La vida de algunos transcurre de manera distinta de como la imaginaron, en una ciudad que es la misma para todos y es otra también


Una nochecita justificó su pequeño hurto avisándole que la taza de café del Galeón, era el primer objeto del ajuar de la boda. Por esos días se hizo también de un par de cucharitas y una vieja azucarera de vidrio. Después dejaron, se pelearon por cuestiones de excesivos celos de ella quizás, o porque él era muy “ojo alegre”, como sabían describir las madres de antes a las aficiones de cierta clase de infieles.
Ella se fue con otro, luego se casó, tuvieron hijos, se separaron y ahora disfruta de los nietos y de una vejez hermosa. El siguió en lo suyo. Ahora tiene dos bandejas profesionales, seis cuchillos, dos docenas de tenedores y seis cucharas de juegos distintos, dos palas para levantar la pizza, tres platos hondos, seis playos, un juego de té, cuatro quilos de sobrecitos de azúcar, un juego de dormitorio completo del que se fue haciendo en las diversas pensiones por las que pasó, una mesa de comedor con seis sillas, ninguna igual a la otra, una heladera con el motor rectificado a nuevo que extrajo, según dice de una casa que habían abandonado sus dueños al salir de vacaciones y un viejo tocadiscos Wincofón, que halló en la casa de una vieja que lo contrató para limpiar el techo, entre otras cositas.
Dicen que cuando se macha alto, avisa que ya la perdonó y manda a los amigos a que, si saben de ella, le avisen que cumplió su promesa. Los amigos saben que es un ratero de poca monta, de esos que se fijan si alguien dejó el auto sin llave porque está acarreando algo y aprovecha esos segundos para llevar lo que hay en el asiento, sea una cartera, una bolsa de pan o papeles del seguro: muchas veces le han pegado palizas memorables o la policía lo llevó de las pestañas y hay quienes afirman que durmió en la cárcel durante un largo período.
Se agenció una vieja casa abandonada de la que sólo sobreviven una cocina, dos habitaciones, una con una gran biblioteca, en la que instaló la cama, un baño antiguo con bañadera con patas en forma de garras.
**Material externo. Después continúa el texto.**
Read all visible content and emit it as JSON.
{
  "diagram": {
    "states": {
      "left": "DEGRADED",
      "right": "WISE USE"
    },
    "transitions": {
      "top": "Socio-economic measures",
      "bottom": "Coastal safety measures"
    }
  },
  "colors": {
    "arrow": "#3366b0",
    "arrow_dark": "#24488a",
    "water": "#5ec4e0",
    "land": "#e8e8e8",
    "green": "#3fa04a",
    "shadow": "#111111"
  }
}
Tiene por compañía alguna que otra laucha a la que combate con trampas y cientos de cucarachas que todas las noches se apropian de la cocina y entre los pocos azulejos que le quedan parecen pinturas de manchas marrones, móviles y repulsivas.
Después de aquella mujer que conoció cuando ya iba cuesta abajo en la rodada, no se le conoció otra, salvo algún que otro esporádico amorcito, como una señora de bien, que vivía en la calle Libertad y lo terminó corriendo a puntazos una noche cuando se enteró de que le había robado “algo de lencería”, como dijo en la comisaría, cuando presentó la denuncia, para no nombrar las bombachas y los corpiños, más una fuente de plata que había sido de la abuela y sus discos de Sandro.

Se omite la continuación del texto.